Mask3D: Mask Transformer for 3D Semantic Instance Segmentation
Jonas Schult, Francis Engelmann, Alexander Hermans, Or Litany, Siyu Tang, Bastian Leibe
TL;DR
Mask3D introduces a Transformer-based approach for 3D semantic instance segmentation, addressing limitations of voting and hand-tuned clustering. It learns instance queries that attend to multi-scale point features, predicting all instance masks in parallel via a mask module and a bipartite matching loss. The method achieves state-of-the-art results across ScanNet, ScanNet200, S3DIS, and STPLS3D, with ablations showing effectiveness of non-parametric queries, Dice+BCE loss, and query-depth. It demonstrates the viability of Transformer-based architectures for 3D instance segmentation and reduces reliance on hand-crafted geometric priors.
Abstract
Modern 3D semantic instance segmentation approaches predominantly rely on specialized voting mechanisms followed by carefully designed geometric clustering techniques. Building on the successes of recent Transformer-based methods for object detection and image segmentation, we propose the first Transformer-based approach for 3D semantic instance segmentation. We show that we can leverage generic Transformer building blocks to directly predict instance masks from 3D point clouds. In our model called Mask3D each object instance is represented as an instance query. Using Transformer decoders, the instance queries are learned by iteratively attending to point cloud features at multiple scales.
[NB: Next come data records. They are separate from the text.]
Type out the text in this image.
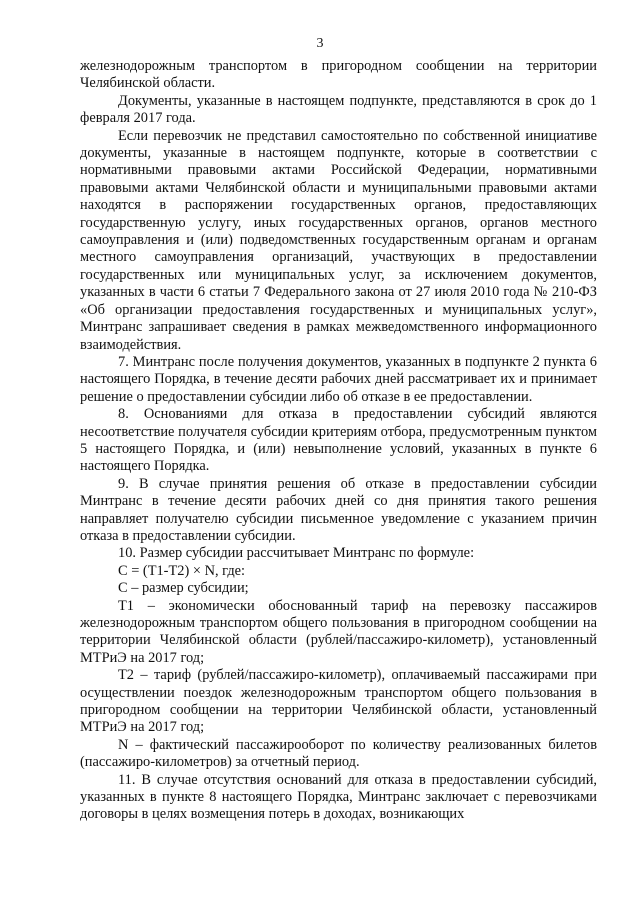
3

железнодорожным транспортом в пригородном сообщении на территории Челябинской области.

Документы, указанные в настоящем подпункте, представляются в срок до 1 февраля 2017 года.

Если перевозчик не представил самостоятельно по собственной инициативе документы, указанные в настоящем подпункте, которые в соответствии с нормативными правовыми актами Российской Федерации, нормативными правовыми актами Челябинской области и муниципальными правовыми актами находятся в распоряжении государственных органов, предоставляющих государственную услугу, иных государственных органов, органов местного самоуправления и (или) подведомственных государственным органам и органам местного самоуправления организаций, участвующих в предоставлении государственных или муниципальных услуг, за исключением документов, указанных в части 6 статьи 7 Федерального закона от 27 июля 2010 года № 210-ФЗ «Об организации предоставления государственных и муниципальных услуг», Минтранс запрашивает сведения в рамках межведомственного информационного взаимодействия.

7. Минтранс после получения документов, указанных в подпункте 2 пункта 6 настоящего Порядка, в течение десяти рабочих дней рассматривает их и принимает решение о предоставлении субсидии либо об отказе в ее предоставлении.

8. Основаниями для отказа в предоставлении субсидий являются несоответствие получателя субсидии критериям отбора, предусмотренным пунктом 5 настоящего Порядка, и (или) невыполнение условий, указанных в пункте 6 настоящего Порядка.

9. В случае принятия решения об отказе в предоставлении субсидии Минтранс в течение десяти рабочих дней со дня принятия такого решения направляет получателю субсидии письменное уведомление с указанием причин отказа в предоставлении субсидии.

10. Размер субсидии рассчитывает Минтранс по формуле:

С = (Т1-Т2) × N, где:

С – размер субсидии;

Т1 – экономически обоснованный тариф на перевозку пассажиров железнодорожным транспортом общего пользования в пригородном сообщении на территории Челябинской области (рублей/пассажиро-километр), установленный МТРиЭ на 2017 год;

Т2 – тариф (рублей/пассажиро-километр), оплачиваемый пассажирами при осуществлении поездок железнодорожным транспортом общего пользования в пригородном сообщении на территории Челябинской области, установленный МТРиЭ на 2017 год;

N – фактический пассажирооборот по количеству реализованных билетов (пассажиро-километров) за отчетный период.

11. В случае отсутствия оснований для отказа в предоставлении субсидий, указанных в пункте 8 настоящего Порядка, Минтранс заключает с перевозчиками договоры в целях возмещения потерь в доходах, возникающих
Combined with point features, the instance queries directly yield all instance masks in parallel. Mask3D has several advantages over current state-of-the-art approaches, since it neither relies on (1) voting schemes which require hand-selected geometric properties (such as centers) nor (2) geometric grouping mechanisms requiring manually-tuned hyper-parameters (e.g. radii) and (3) enables a loss that directly optimizes instance masks. Mask3D sets a new state-of-the-art on ScanNet test (+6.2 mAP), S3DIS 6-fold (+10.1 mAP), STPLS3D (+11.2 mAP) and ScanNet200 test (+12.4 mAP).